It's Party Time in Brazil as Carnival Gets Under Way
Carnival frenzy is sweeping Brazil as the South American powerhouse prepares to launch a week of sizzling samba dancing, glittering parades, and unabashed merry-making.
Over the next days this racially diverse country of 191 million people will come to a standstill for the pre-Lent bacchanalian festival that is its most popular holiday.
As in previous years, Salvador de Bahia, Brazil's third largest city and the heart of the rich Afro-Brazilian culture, led the way, with hundreds of thousands of revelers people pouring into the streets late Thursday to dance and party.
The theme for this year's Carnival in Salvador is "The Carnival Country," the title of a 1931 novel by Jorge Amado, in homage to the late Bahian author as the city marks the 100th anniversary of his birth.
But the global spotlight will be on Rio Friday when the "Marvelous City" kicks off its Carnival extravaganza on Friday, world-famous for its sumptuous parades of elaborately decorated fantasy floats and scantily-dressed women.
The five-day mega-event will be broadcast live around the world.
Carnival in Rio generates 250,000 jobs and revenues of some $640 million for hotels, bars and restaurants, according to state officials.
City officials expect more than than five million people, including 850,000 tourists, to attend.
There had been fears that unrest in Brazil's state police force might disrupt the Carnival festivities in Salvador and Rio, but police strikes in those cities were settled just in time.
Milton Junior -- better known as King Momo, the Rio Carnival's chubby symbol of excess -- will be crowned Friday and will receive a giant key to the city, symbolically launching "greatest show on earth."
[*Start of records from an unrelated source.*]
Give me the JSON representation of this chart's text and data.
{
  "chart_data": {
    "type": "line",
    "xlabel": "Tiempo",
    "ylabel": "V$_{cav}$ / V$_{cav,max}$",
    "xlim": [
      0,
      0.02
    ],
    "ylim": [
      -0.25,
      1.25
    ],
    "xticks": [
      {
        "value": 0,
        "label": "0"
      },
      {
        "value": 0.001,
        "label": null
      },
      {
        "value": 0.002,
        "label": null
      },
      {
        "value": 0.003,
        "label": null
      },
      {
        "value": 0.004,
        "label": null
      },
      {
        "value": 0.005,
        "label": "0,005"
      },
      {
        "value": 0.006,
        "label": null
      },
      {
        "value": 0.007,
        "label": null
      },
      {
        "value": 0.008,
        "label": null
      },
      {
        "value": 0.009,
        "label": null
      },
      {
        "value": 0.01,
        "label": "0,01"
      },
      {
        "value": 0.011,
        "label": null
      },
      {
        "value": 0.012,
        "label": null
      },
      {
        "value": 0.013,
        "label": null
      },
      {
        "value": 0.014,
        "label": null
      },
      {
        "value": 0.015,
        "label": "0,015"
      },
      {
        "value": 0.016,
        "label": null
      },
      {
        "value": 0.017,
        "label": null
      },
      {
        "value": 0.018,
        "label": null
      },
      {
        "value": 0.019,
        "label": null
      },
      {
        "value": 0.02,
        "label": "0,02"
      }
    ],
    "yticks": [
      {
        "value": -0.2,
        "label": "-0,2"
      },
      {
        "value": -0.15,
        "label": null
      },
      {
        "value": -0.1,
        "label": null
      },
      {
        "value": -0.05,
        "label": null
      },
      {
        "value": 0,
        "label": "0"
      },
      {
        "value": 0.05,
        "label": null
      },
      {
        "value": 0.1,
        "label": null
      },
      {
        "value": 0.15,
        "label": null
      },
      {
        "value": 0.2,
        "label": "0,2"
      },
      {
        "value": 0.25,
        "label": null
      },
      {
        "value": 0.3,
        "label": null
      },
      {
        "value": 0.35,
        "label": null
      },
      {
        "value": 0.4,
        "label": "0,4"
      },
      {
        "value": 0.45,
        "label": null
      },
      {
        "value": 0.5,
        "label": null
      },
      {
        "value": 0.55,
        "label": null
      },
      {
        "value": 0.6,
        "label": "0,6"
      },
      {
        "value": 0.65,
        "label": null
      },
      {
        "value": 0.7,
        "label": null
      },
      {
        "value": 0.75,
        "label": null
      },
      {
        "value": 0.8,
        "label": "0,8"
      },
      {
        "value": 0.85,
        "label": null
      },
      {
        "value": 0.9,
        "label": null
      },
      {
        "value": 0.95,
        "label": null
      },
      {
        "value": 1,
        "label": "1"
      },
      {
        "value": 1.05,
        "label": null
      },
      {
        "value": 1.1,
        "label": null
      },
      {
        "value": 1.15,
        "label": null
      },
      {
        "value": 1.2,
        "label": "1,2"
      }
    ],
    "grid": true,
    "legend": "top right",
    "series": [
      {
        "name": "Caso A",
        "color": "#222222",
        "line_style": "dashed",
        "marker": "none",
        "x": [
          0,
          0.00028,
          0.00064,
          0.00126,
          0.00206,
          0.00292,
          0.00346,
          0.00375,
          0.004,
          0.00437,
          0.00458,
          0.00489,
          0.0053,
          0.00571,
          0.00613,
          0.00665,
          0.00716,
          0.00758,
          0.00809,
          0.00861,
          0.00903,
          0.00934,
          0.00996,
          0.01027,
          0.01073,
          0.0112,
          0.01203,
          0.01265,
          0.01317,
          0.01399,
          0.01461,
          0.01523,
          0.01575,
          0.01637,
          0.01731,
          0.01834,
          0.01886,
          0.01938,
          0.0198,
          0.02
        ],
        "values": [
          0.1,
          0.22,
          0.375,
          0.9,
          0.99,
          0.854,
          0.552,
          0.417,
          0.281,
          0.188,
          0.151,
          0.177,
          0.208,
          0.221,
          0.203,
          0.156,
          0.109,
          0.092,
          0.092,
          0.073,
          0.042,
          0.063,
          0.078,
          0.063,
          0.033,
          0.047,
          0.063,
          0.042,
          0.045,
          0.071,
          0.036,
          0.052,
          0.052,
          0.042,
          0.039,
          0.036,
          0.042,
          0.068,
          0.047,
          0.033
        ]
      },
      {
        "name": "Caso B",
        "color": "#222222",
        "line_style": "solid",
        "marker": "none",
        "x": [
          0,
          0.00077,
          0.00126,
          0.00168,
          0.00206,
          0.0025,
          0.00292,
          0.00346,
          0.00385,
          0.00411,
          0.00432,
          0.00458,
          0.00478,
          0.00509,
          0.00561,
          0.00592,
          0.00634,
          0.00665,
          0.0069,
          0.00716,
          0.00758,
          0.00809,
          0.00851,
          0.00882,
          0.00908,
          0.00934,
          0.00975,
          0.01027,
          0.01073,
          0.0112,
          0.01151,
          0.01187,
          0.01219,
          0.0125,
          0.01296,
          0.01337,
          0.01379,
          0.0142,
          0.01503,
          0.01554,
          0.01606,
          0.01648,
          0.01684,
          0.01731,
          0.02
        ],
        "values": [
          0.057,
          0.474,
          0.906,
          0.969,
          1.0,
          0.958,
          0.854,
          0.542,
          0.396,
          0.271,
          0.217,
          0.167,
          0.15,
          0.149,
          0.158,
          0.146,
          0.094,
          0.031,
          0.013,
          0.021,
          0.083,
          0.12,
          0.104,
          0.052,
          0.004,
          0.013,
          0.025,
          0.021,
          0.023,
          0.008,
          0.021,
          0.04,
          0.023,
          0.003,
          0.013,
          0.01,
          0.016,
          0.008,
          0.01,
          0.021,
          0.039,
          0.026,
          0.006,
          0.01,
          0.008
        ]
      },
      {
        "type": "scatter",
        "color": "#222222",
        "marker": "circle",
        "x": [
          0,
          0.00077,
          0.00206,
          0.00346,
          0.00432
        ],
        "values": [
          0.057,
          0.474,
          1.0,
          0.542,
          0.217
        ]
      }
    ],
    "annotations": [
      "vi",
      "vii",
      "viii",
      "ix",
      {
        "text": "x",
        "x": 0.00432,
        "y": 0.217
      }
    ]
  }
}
Joyous street parties with soaring beer consumption will follow and will climax with the eagerly-waited parades in the "Temple of Samba" as the renovated Sambadrome is known.
Thirteen competing samba schools will march hundreds of lavishly costumed singers, dancers and musicians down a specially designed parade route leading to the Sambadrome.
Originally designed 30 years ago by famed Brazilian architect Oscar Niemeyer, the facility reopened last Sunday after a nine-month makeover.
It now boasts an expanded 72,500-seat capacity, with access ramps for the handicapped and elevators.
Rio's top samba schools will vie for the title of carnival champion, a dazzling contest watched with the same fervor as football games in this soccer-mad nation.
Each school spends between two and five million dollars to organize its parade. Some are believed to be funded by gambling syndicates.
China is making its formidable presence felt at the carnival, supplying much of the synthetic fabric used to make the lavish costumes and accessories worn by the dancers, musicians and revelers during the five-day extravaganza.
Among foreign guests will be US celebrities Jennifer Lopez, singer Fergie and Playboy founder Hugh Hefner.
Security-conscious authorities are deploying 50,000 police officers to patrol the streets along with a small, remote-controlled blimp fitted with a camera to keep watch over street parties.
Rio state officials are also distributing more than three million free condoms to the revelers, along with 55,000 condom cases and 160,000 leaflets with information on how to prevent sexually transmitted diseases.
With millions of revelers set to hit the streets of Rio, Brazilian Health Minister Alexandre Padilla on Thursday warned that the city faced a major dengue epidemic.
"I believe that Rio could this year face one of the worst dengue epidemics in its history, in terms of number of cases," Padilla said in a television interview.
While the mosquito-transmitted dengue virus strain prevalent in Rio was neither the most serious nor fatal, it was the least common in Brazil, so "a larger number of people are more vulnerable" to infection, Padilla said.
The official Agencia Brasil said since the start of the year, 3,499 dengue cases have been recorded in Rio, compared with 2,322 last year, but none were fatal.